Sentite un senso responsabilità nei confronti della community che vi segue?

Sì, sappiamo che ci guardano, e quando le persone si affezionano a te e ti prendono come punto di riferimento devi dare dei messaggi positivi e di inclusività per portare delle buone pratiche. Sentiamo un po’ questo, anche se sappiamo di essere gli ultimi degli ultimi. Il rispetto per gli altri per noi è fondamentale: ogni climber è tuə pari, la classificazione in base al grado a volte porta a degli scompensi, chi è più forte si sente più importante in questo mondo e noi vogliamo scardinare questo concetto. Gli arrampicatori sono prima di tutto delle persone. 

What’s next?

Quando abbiamo registrato l’ultima puntata del podcast ci è dispiaciuto molto che fosse finita questa esperienza.

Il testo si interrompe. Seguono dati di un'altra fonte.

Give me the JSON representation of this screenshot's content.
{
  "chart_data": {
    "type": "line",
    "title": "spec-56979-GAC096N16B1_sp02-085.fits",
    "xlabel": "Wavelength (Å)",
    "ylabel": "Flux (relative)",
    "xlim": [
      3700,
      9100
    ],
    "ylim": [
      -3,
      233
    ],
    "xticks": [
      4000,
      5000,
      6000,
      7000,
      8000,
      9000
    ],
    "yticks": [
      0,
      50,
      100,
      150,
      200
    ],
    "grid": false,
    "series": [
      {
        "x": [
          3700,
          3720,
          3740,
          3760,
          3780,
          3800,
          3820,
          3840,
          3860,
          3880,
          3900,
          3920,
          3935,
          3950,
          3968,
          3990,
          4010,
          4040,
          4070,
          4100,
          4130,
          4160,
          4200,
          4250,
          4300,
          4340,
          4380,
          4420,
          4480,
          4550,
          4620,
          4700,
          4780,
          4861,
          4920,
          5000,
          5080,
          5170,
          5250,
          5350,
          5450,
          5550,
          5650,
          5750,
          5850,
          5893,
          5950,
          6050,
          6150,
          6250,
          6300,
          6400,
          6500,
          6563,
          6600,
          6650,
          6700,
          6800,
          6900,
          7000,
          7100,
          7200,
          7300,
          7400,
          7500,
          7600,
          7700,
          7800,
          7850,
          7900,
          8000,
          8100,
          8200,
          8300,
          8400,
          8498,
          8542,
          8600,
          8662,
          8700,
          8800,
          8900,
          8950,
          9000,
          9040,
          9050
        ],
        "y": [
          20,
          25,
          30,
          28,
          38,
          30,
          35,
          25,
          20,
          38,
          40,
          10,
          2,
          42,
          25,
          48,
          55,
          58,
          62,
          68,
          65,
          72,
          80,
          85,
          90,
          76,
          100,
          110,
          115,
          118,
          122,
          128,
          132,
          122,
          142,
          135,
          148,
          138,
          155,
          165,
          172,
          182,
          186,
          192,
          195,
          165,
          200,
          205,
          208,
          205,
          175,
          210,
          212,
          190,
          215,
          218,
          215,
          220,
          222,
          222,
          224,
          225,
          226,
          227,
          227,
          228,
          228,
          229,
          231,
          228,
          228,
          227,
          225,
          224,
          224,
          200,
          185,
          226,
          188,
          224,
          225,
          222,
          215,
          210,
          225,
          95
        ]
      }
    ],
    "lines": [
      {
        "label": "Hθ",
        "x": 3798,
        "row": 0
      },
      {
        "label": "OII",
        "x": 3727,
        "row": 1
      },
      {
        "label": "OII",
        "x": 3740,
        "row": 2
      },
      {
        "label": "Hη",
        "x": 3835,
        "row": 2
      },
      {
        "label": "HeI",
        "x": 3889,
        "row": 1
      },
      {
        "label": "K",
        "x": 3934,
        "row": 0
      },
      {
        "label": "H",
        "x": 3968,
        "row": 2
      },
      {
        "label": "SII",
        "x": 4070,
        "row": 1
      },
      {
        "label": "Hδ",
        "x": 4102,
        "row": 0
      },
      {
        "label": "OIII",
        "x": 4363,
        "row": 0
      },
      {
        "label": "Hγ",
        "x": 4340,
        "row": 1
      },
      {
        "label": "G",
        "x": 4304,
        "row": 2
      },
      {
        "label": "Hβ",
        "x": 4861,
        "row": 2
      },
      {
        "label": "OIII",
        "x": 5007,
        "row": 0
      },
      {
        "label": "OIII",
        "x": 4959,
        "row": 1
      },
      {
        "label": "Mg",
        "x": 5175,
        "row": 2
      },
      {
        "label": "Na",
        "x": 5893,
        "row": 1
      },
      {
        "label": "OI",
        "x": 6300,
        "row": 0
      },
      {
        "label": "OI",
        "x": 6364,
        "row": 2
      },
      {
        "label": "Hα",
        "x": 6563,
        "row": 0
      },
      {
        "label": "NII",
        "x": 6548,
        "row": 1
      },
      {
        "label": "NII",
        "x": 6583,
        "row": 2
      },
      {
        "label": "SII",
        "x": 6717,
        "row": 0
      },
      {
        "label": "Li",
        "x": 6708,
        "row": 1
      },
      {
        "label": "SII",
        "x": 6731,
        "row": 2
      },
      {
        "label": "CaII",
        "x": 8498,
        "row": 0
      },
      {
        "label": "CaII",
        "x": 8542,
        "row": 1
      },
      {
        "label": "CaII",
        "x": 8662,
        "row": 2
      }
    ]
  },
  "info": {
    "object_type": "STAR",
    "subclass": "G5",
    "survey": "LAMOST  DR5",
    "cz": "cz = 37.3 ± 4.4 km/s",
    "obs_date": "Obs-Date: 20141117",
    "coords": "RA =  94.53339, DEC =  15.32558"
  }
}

Pensavamo che la nuova stagione sarebbe stata tra un po’ di mesi invece credo che a breve ci metteremo già a pensarci. Il podcast è stato il nostro progetto di comunicazione più importante da quando siamo nati e penso che continuerà a esserlo anche in futuro. Ora che inizia la stagione poi saremo spesso a eventi in giro per l’Italia, insieme a La Sportiva ma non solo. È il nostro modo di “scendere in mezzo agli uomini e lottare con loro”, per usare le parole dell’alpinista Guido Rossa, perché il progetto di comunicazione digital è bello ma poi ci piace davvero stare tra la gente, confrontarci, condividere un’idea di arrampicata e portare le idee delle quali parliamo dentro la vita reale. Quando siamo partiti, intorno ai temi di cui parlavamo non c’era molta discussione, ora c’è molto più hype su argomenti come l’inclusività e l’ambiente, anche nella community di climber. Inoltre vedo che mentre all’inizio eravamo da soli, ora nascono sempre più iniziative, profili e pagine che si raccontano in un modo simile al nostro e ci dicono che si sono ispirati a noi. Sembra che nel nostro piccolo abbiamo contribuito a creare un movimento e una sottocultura che sta portando un impatto reale nel mondo dell’arrampicata.